Aging Gracefully & Defiantly…
Aging Gracefully and Defiantly
I work in a community where women and men take care of themselves. They eat well, take care of their skin and bodies, seek various methods of training and nutritional programs that will help them feel and look better. They also utilize other age defying methods like plastic surgery to stay and feel youthful. There is nothing wrong with any of this! It is inspiring to see so many people work hard to stay as young and healthy as they can.
Taking care of yourself will help you stay, feel, and look young. However, spectrum of “taking care of yourself” is vast and can lead to overdoing it. We all want to look great as we age and we all want our quality of life to be positively sustained as we age. However, your quality of life gets disturbed when all you think about is not eating or over exercising or going to change your face so much that you become unrecognizable to others. This happens a lot. At least in my community.
I try to be different. I was raised by immigrants and we were poor. There was no time for self care or age defying products and methods. Our goal was to survive and flourish through our hard work and education. And that we did! But in the process of making a better life for ourselves, we were taught to always try to look our best and take care of our appearance because that showed respect to ourself and others. There was an ease to this. It was effortless. We used what we had available to us to look and feel great. There was no pressure or judgment. If anything, this easy attempt to look nice became our norm and a way to life. But there was balance. Our looks did not define us. Nor did our clothes. I saw my parents age and still look great because they owned their years and did the best they could to stay beautiful. And they did. This was my childhood. There was no excess in anything! Just hard work!
When I entered a more privileged community, I had access to every and any age defying product that existed. But somehow, I remembered how I was raised, with moderation being an important value, and sought balance as opposed to overindulgence.
I am 54 years old and I want to look good and sustain myself as a beautiful, strong, healthy woman. But the truth is, I’m getting older and love what age has delivered on my platter. I am wise, confident, aware, compassionate, able to share myself and receive what others want to share with me. I am open to success and failure because I know I can get to the other side of anything.
So I am happy with how I have evolved as a person. Now, physically things are changing and that is ok. I believe there should be an acceptance to age. There is nothing more beautiful to me than an older woman who walks into the room and she is proud and graceful and comfortable with herself. To see a woman like this inspires the question: “what has she been through, what has she conquered, and what can I do to be her when I walk into the room a couple of years from now?” I want to be this woman, a role model to other women. A woman who ages gracefully, accepts her age and owns that every one of her steps has been earned. She knows it! No one can chip at her because she is solid and secure with herself and she ultimately knows that even if someone tries to bring her down, or life brings her down, she will get right back up! This is the woman I want to be! This woman has aged gracefully!
Now don’t get me wrong…. I said that this woman is beautiful!

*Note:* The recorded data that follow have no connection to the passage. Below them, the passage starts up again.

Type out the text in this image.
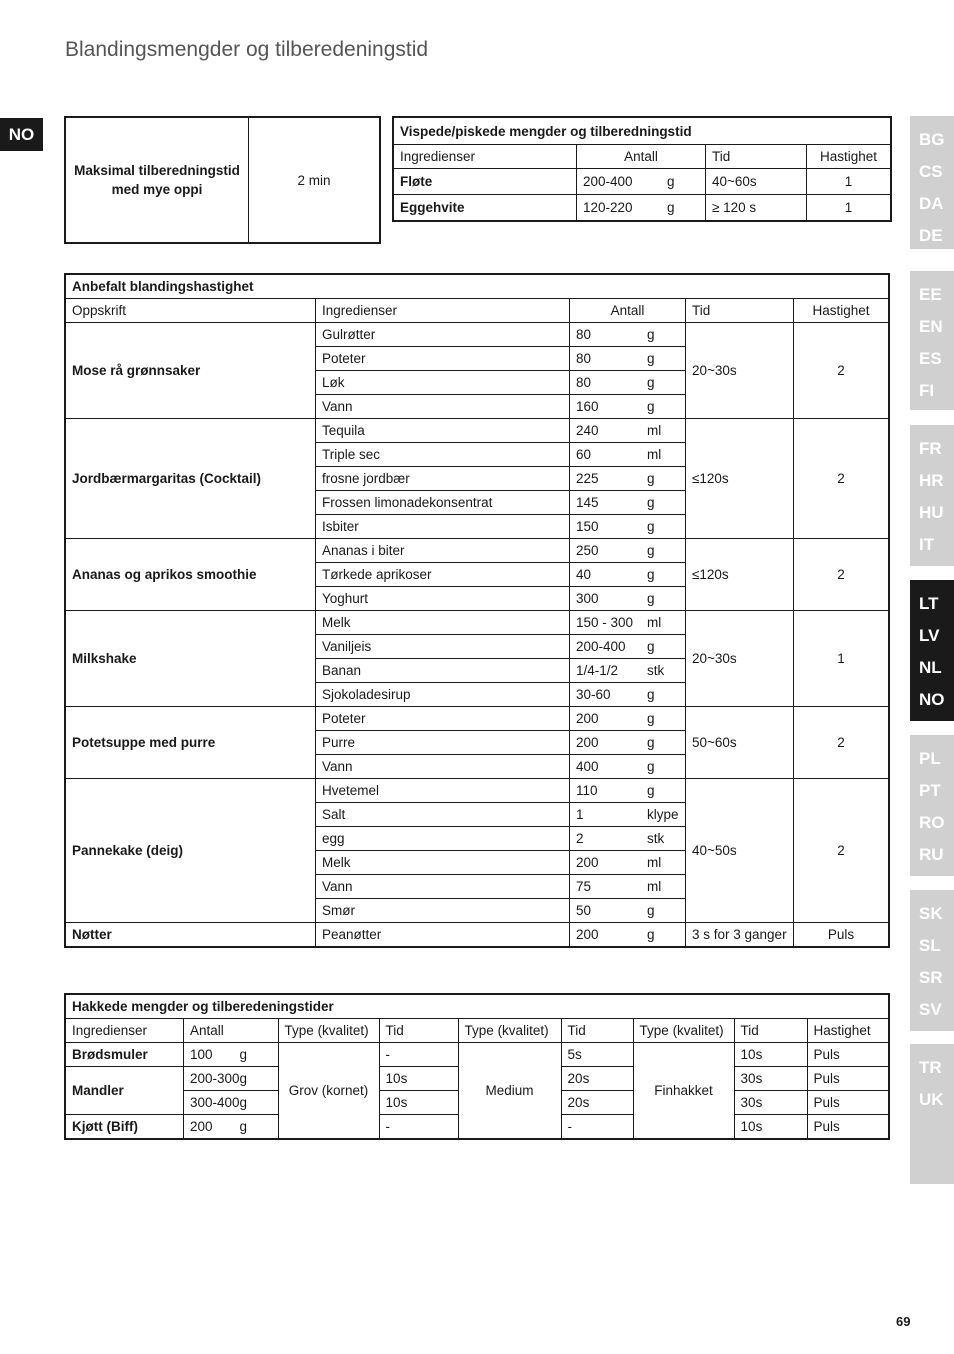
Blandingsmengder og tilberedeningstid
NO	BG
CS
DA
DE
EE
EN
ES
FI
FR
HR
HU
IT
LT
LV
NL
NO
PL
PT
RO
RU
SK
SL
SR
SV
TR
UK
Maksimal tilberedningstid med mye oppi	2 min
Vispede/piskede mengder og tilberedningstid			
Ingredienser	Antall	Tid	Hastighet
Fløte	200-400 g	40~60s	1
Eggehvite	120-220 g	≥ 120 s	1
Anbefalt blandingshastighet				
Oppskrift	Ingredienser	Antall	Tid	Hastighet
Mose rå grønnsaker	Gulrøtter	80 g	20~30s	2
	Poteter	80 g		

	Løk	80 g		

	Vann	160 g		

Jordbærmargaritas (Cocktail)	Tequila	240 ml	≤120s	2
	Triple sec	60 ml		

	frosne jordbær	225 g		

	Frossen limonadekonsentrat	145 g		

	Isbiter	150 g		

Ananas og aprikos smoothie	Ananas i biter	250 g	≤120s	2
	Tørkede aprikoser	40 g		

	Yoghurt	300 g		

Milkshake	Melk	150 - 300 ml	20~30s	1
	Vaniljeis	200-400 g		

	Banan	1/4-1/2 stk		

	Sjokoladesirup	30-60 g		

Potetsuppe med purre	Poteter	200 g	50~60s	2
	Purre	200 g		

	Vann	400 g		

Pannekake (deig)	Hvetemel	110 g	40~50s	2
	Salt	1 klype		

	egg	2 stk		

	Melk	200 ml		

	Vann	75 ml		

	Smør	50 g		

Nøtter	Peanøtter	200 g	3 s for 3 ganger	Puls
Hakkede mengder og tilberedeningstider								
Ingredienser	Antall	Type (kvalitet)	Tid	Type (kvalitet)	Tid	Type (kvalitet)	Tid	Hastighet
Brødsmuler	100 g	Grov (kornet)	-	Medium	5s	Finhakket	10s	Puls
Mandler	200-300 g		10s		20s		30s	Puls

	300-400 g		10s		20s		30s	Puls
Kjøtt (Biff)	200 g		-		-		10s	Puls
69
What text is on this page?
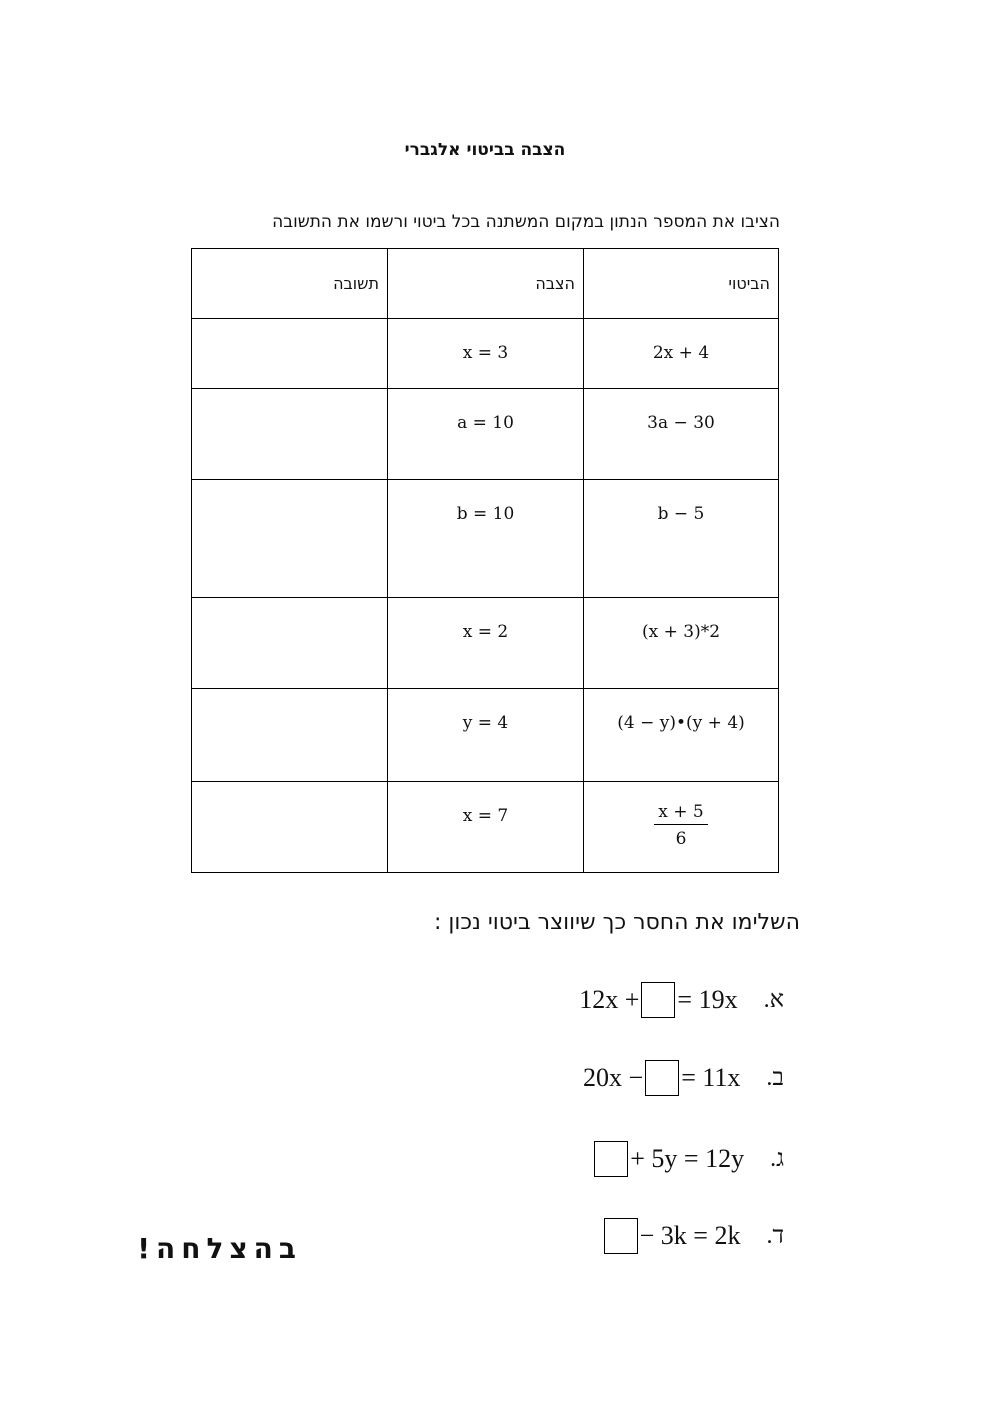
הצבה בביטוי אלגברי
הציבו את המספר הנתון במקום המשתנה בכל ביטוי ורשמו את התשובה
הביטוי	הצבה	תשובה
2x + 4	x = 3	
30 − 3a	a = 10	
b − 5	b = 10	
2*(3 + x)	x = 2	
(4 + y)•(4 − y)	y = 4	

$\frac{x + 5}{6}$	x = 7	
השלימו את החסר כך שיווצר ביטוי נכון :
12x + = 19x א.
20x − = 11x ב.
+ 5y = 12y ג.
− 3k = 2k ד.
בהצלחה!
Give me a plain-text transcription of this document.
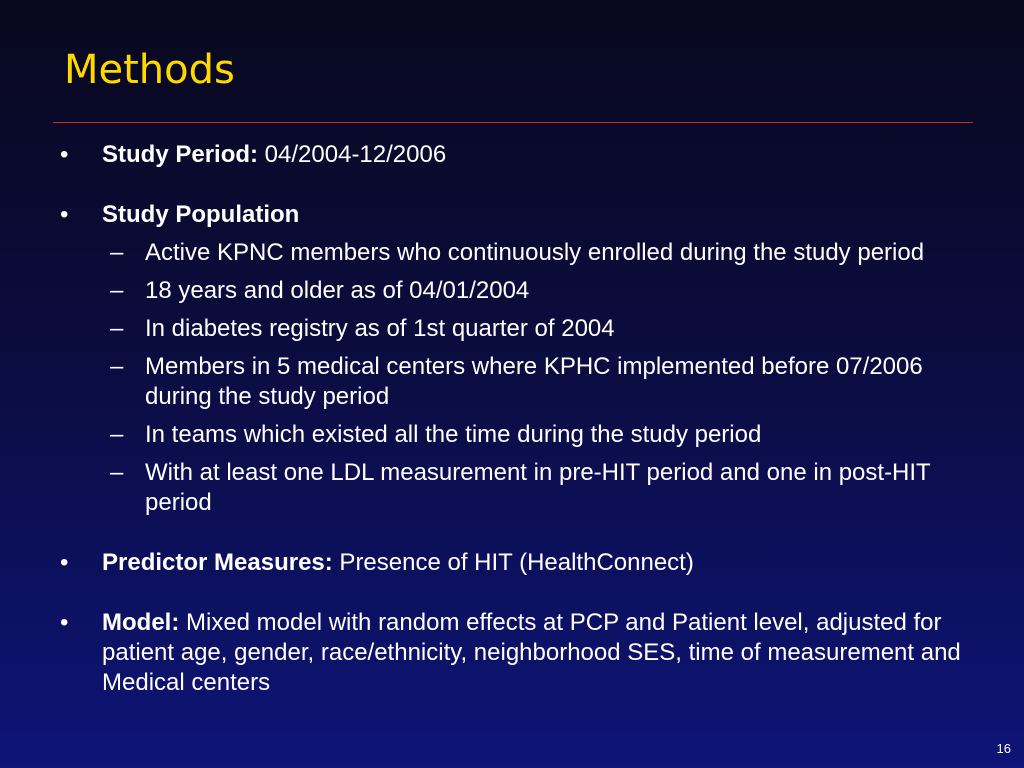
Methods
•	Study Period: 04/2004-12/2006
•	Study Population
– Active KPNC members who continuously enrolled during the study period
– 18 years and older as of 04/01/2004
– In diabetes registry as of 1st quarter of 2004
– Members in 5 medical centers where KPHC implemented before 07/2006 during the study period
– In teams which existed all the time during the study period
– With at least one LDL measurement in pre-HIT period and one in post-HIT period
•	Predictor Measures: Presence of HIT (HealthConnect)
•	Model: Mixed model with random effects at PCP and Patient level, adjusted for patient age, gender, race/ethnicity, neighborhood SES, time of measurement and Medical centers
16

When I say age gracefully, I don’t mean let yourself go and accept whatever age brings. I believe you should use everything in your reach with moderation as your guiding principle, to help you feel and look better. Take care of your body, your skin, eat healthy, have connecting relationships, feed your soul with good books and knowledge and conversation with peers who love you. Connect and help others as much as you can. Look in the mirror and love what you see with compassion and gentleness. If you want plastic surgery, do it. Just be mindful of getting sucked into the world of excess and obsession. Everything in moderation! That is what I was taught. I believe it helps the body and soul stay healthy. Don’t forbid yourself from enjoying life!
Aging gracefully to me is about an understanding of who you are! It’s about acceptance and a great appreciation of your life, your worth and your love. Be kind to yourself and appreciate your days on this earth. But do whatever you can to feel and look good. Do the best you can! And never compare yourself to anyone else. No one has earned your specific years but you! Be that beautiful older woman that walks into the room!